April 21, 2023
Happy Friday!
This is the cover for the new book, which will be available in November of 2023.
Meanwhile, I’ve been tasked to create what will become my new brand, to use that dubious marketing term. Interestingly, this chore has become a spiritual quest for self-acceptance, the very thing that the Word of the Day Practice is all about.
This unappetizing chore has become the very thing I want to teach others, and I’m having to teach it to myself first. I’ve been an NYU writing professor and a private coach for 25 years, but now I want to act as a guide showing people the way to transformation through using the Word of the Day Practice. How to accomplish this?
I’ve been consulting with several marketing people about how to create a bridge from my old identity to my new one to find the best way to prove that my techniques are applicable to life as well as writing.
A dear friend laughed when I shared my struggles and said, “You’ve already crossed the bridge and are being a guide. You’ve been giving inspirational webinars and holding a morning practice for a long time. You helped a lot of people at Burning Man, and why do you think you’ve had so much success as a coach?”
I had a moment of clarity and suddenly understood that my problem was self-esteem, not marketing! I saw myself as “just” a teacher and was unaware of my own transformation. Wow.
Suddenly, the arduous branding process became as simple as accepting that self-acceptance was what I had been teaching all along, which was why I had so much success! I’d only directed my efforts at writers until I recently realized that the teachings also applied to life.
It was my turn to laugh: I was trying to become something that I already was!

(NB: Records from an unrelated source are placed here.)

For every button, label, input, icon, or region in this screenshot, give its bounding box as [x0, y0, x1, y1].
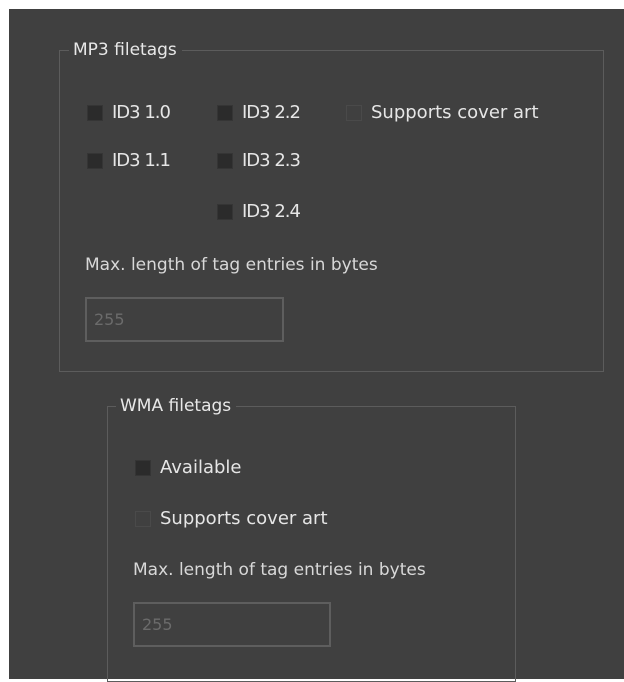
mp3-max-length-input[interactable]: 255	[85, 297, 284, 342]
mp3-supports-cover-art-label: Supports cover art	[371, 102, 539, 123]
mp3-supports-cover-art-checkbox[interactable]: Supports cover art	[346, 100, 539, 126]
mp3-max-length-label: Max. length of tag entries in bytes	[85, 255, 378, 275]
id3-1-0-label: ID3 1.0	[112, 102, 171, 123]
checkbox-square[interactable]	[217, 153, 233, 169]
wma-max-length-input[interactable]: 255	[133, 602, 331, 647]
checkbox-square[interactable]	[217, 105, 233, 121]
id3-2-4-checkbox[interactable]: ID3 2.4	[217, 199, 301, 225]
wma-available-label: Available	[160, 457, 242, 478]
wma-available-checkbox[interactable]: Available	[135, 455, 241, 481]
id3-1-0-checkbox[interactable]: ID3 1.0	[87, 100, 171, 126]
id3-1-1-label: ID3 1.1	[112, 150, 171, 171]
id3-2-3-label: ID3 2.3	[242, 150, 301, 171]
checkbox-square[interactable]	[87, 105, 103, 121]
id3-2-2-checkbox[interactable]: ID3 2.2	[217, 100, 301, 126]
checkbox-square[interactable]	[135, 460, 151, 476]
wma-group-title: WMA filetags	[116, 394, 237, 418]
wma-filetags-group: WMA filetags Available Supports cover ar…	[107, 394, 516, 682]
mp3-filetags-group: MP3 filetags ID3 1.0 ID3 2.2 Supports co…	[59, 38, 604, 372]
mp3-group-title: MP3 filetags	[69, 38, 182, 62]
id3-1-1-checkbox[interactable]: ID3 1.1	[87, 148, 171, 174]
checkbox-square[interactable]	[346, 105, 362, 121]
checkbox-square[interactable]	[217, 204, 233, 220]
checkbox-square[interactable]	[87, 153, 103, 169]
id3-2-2-label: ID3 2.2	[242, 102, 301, 123]
filetags-settings-panel: MP3 filetags ID3 1.0 ID3 2.2 Supports co…	[9, 9, 624, 682]
wma-max-length-label: Max. length of tag entries in bytes	[133, 560, 426, 580]
id3-2-3-checkbox[interactable]: ID3 2.3	[217, 148, 301, 174]
wma-supports-cover-art-checkbox[interactable]: Supports cover art	[135, 506, 328, 532]
wma-supports-cover-art-label: Supports cover art	[160, 508, 328, 529]
checkbox-square[interactable]	[135, 511, 151, 527]
id3-2-4-label: ID3 2.4	[242, 201, 301, 222]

This conversation made me sit back and examine how I saw myself. Since the Word of the Day is all about self-acceptance, I realize that my lack of awareness of my own transformation might be due to old bad habits of thought and some false core beliefs about what I was told about myself as a child.
Why would I see myself as less than I am? Well, that is a question that I have asked many of my students, but I have not addressed that question for myself. What I came up with wasn’t pretty, but I’m going to share: I was told that I was and always would be a failure. With each success, I had to grapple with either proving my parents right or succeeding and proving them wrong! My solution to this impossible situation was to succeed but not to enjoy it or recognize my own self-worth. Worse, I allowed myself to succeed but then would always do something to not see it. If I got an “A,” I’d beat myself up for not getting an “A+.” Somehow being miserable about success placated those imaginary judges.
I had a very big success last week, and instead of being happy, I got depressed and angry. Luckily, after completing that morning’s Word of the Day cluster, I recognized that this was that old habit at work, keeping myself small to assuage those monsters in my closet!
When I told my friend, he said, “It’s like you cut yourself because you’re not used to not bleeding.”
It was an uncomfortable moment of truth. Suddenly, a flood of memories showed me the subtle ways in which I have constantly been sabotaging myself in many areas of my life. I committed at that moment to stop being my own bully. Without the Word of the Day Practice, I would still be on the hamster wheel of self-inflicted misery!